In fact, I suspect that a case can be made for the overthrow of grammar having begun in the Middle Ages. When Occam (William of Ockham) won the day with his proto-nominalism the foundations for all ordered and civilized thought, community, and society were shaken. Occam denied that anything had an essence, particularly grammar. Grammar had no natural existence, but was merely a name that we attached to the conventional way we structure communication. Grammar is only a name, merely a convention.

It isn’t hard to go from Occam to the Enlightenment, especially the empirical branch that was obsessed with particulars and rejected universals as so much metaphysical claptrap. Since nature doesn’t exist in the Enlightenment scheme (it’s just a name for our conventional perspectives), it is an obstacle to our free development as human beings. Nature must be overcome.

Thus, I would argue, in the Enlightenment we see the radical separation of nature and convention and, both consequently and subsequently, the rejection of nature.

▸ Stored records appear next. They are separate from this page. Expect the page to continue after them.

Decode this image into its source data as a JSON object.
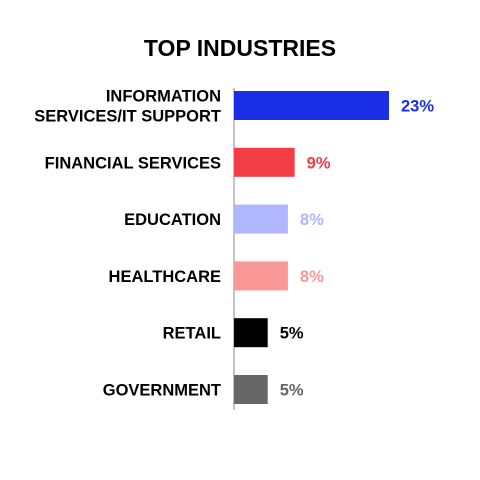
{
  "chart_data": {
    "type": "bar",
    "orientation": "horizontal",
    "title": "TOP INDUSTRIES",
    "categories": [
      [
        "INFORMATION",
        "SERVICES/IT SUPPORT"
      ],
      [
        "FINANCIAL SERVICES"
      ],
      [
        "EDUCATION"
      ],
      [
        "HEALTHCARE"
      ],
      [
        "RETAIL"
      ],
      [
        "GOVERNMENT"
      ]
    ],
    "values": [
      23,
      9,
      8,
      8,
      5,
      5
    ],
    "value_labels": [
      "23%",
      "9%",
      "8%",
      "8%",
      "5%",
      "5%"
    ],
    "unit": "%",
    "colors": [
      "#1a2ee8",
      "#f23c46",
      "#b0b6ff",
      "#fa9797",
      "#000000",
      "#666666"
    ],
    "label_colors": [
      "#1a2ee8",
      "#f23c46",
      "#b0b6ff",
      "#fa9797",
      "#000000",
      "#666666"
    ],
    "axis_color": "#8a8a8a",
    "xlim": [
      0,
      23
    ],
    "grid": false,
    "legend": "none"
  }
}
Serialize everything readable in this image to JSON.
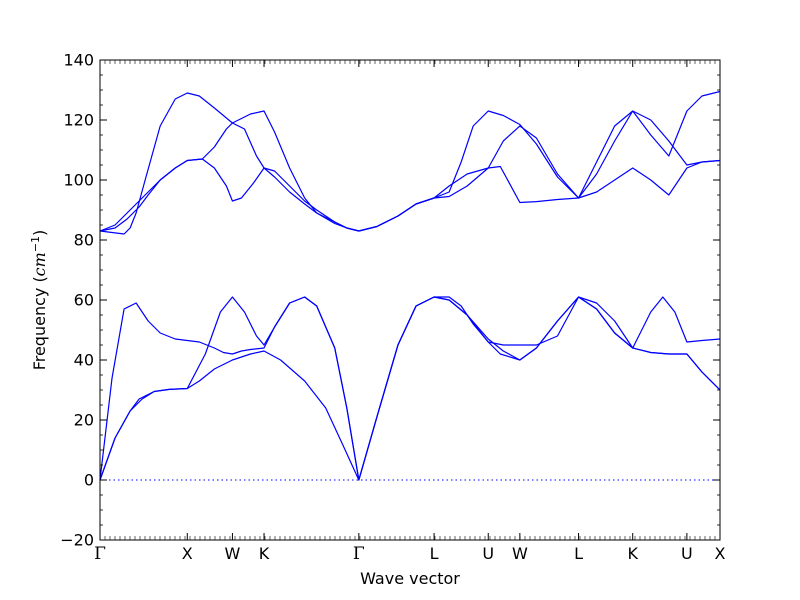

Convention severed from nature always leads to tyranny. This follows as surely as pain with age for the simple reason that when a leader convinces his people (teacher to student, politician to people, general to army) that there is no code of behavior that transcends their utility, no principle that orders their conventions, what he’s really done is prepare them for his behavior, which will be free from any code to restrict it or principle that orders it.

Only nature and nature’s law can restrain the tyrant.

Following hard on the misappropriation of convention as it occurred during the early and late Enlightenment (early: Louis XIV, Henry VIII; late: the English and French aristocracies) came the rise of radical relativism, which is conventions without any link to nature. The Enlightenment is the story of endless confusion about the place of nature. Thus, when the radical relativists of the French Revolution arrived, they sang of a return to nature. But nature, having been eliminated, was transformed into little more than a beast. It was powerless against convention and seemed to breathe its last on the guillotines of the revolution.

Then came the unhappy marriage of the radical materialists and the radical relativists. Both rejected nature for convention with a vengeance. Here we speak of the Marxists and the feminists, both of whom rejected human nature. Denying essences, they came to believe that masculinity is a convention for oppression and the femininity was a convention for – what? Survival under the oppressor perhaps. Neither were natural, in any case. Both needed to be overcome.

Grammar has walked the same path as sexuality over the centuries. Both have come unglued in the last 50 years.

One practical consequence is that both have come to be regarded as unimportant. If grammar is mere convention, and if convention is oppressive, why should we attend to grammar. It’s spirit has been released – it is deflated. Grammar lies on the classroom floor like a wasted balloon after a party, lying beside the prophylactics.

Since grammar is not important it is not carefully taught.

Since grammar is not carefully taught, we are in the early to middle stages of the obliteration of literary skills like reading and writing and we have lost the capacity to engage with a complex sentence. That would require too much personal commitment, and that would require acceptance of conventions, and that would imply that I am not utterly free.

Unless of course freedom has something to do with nature.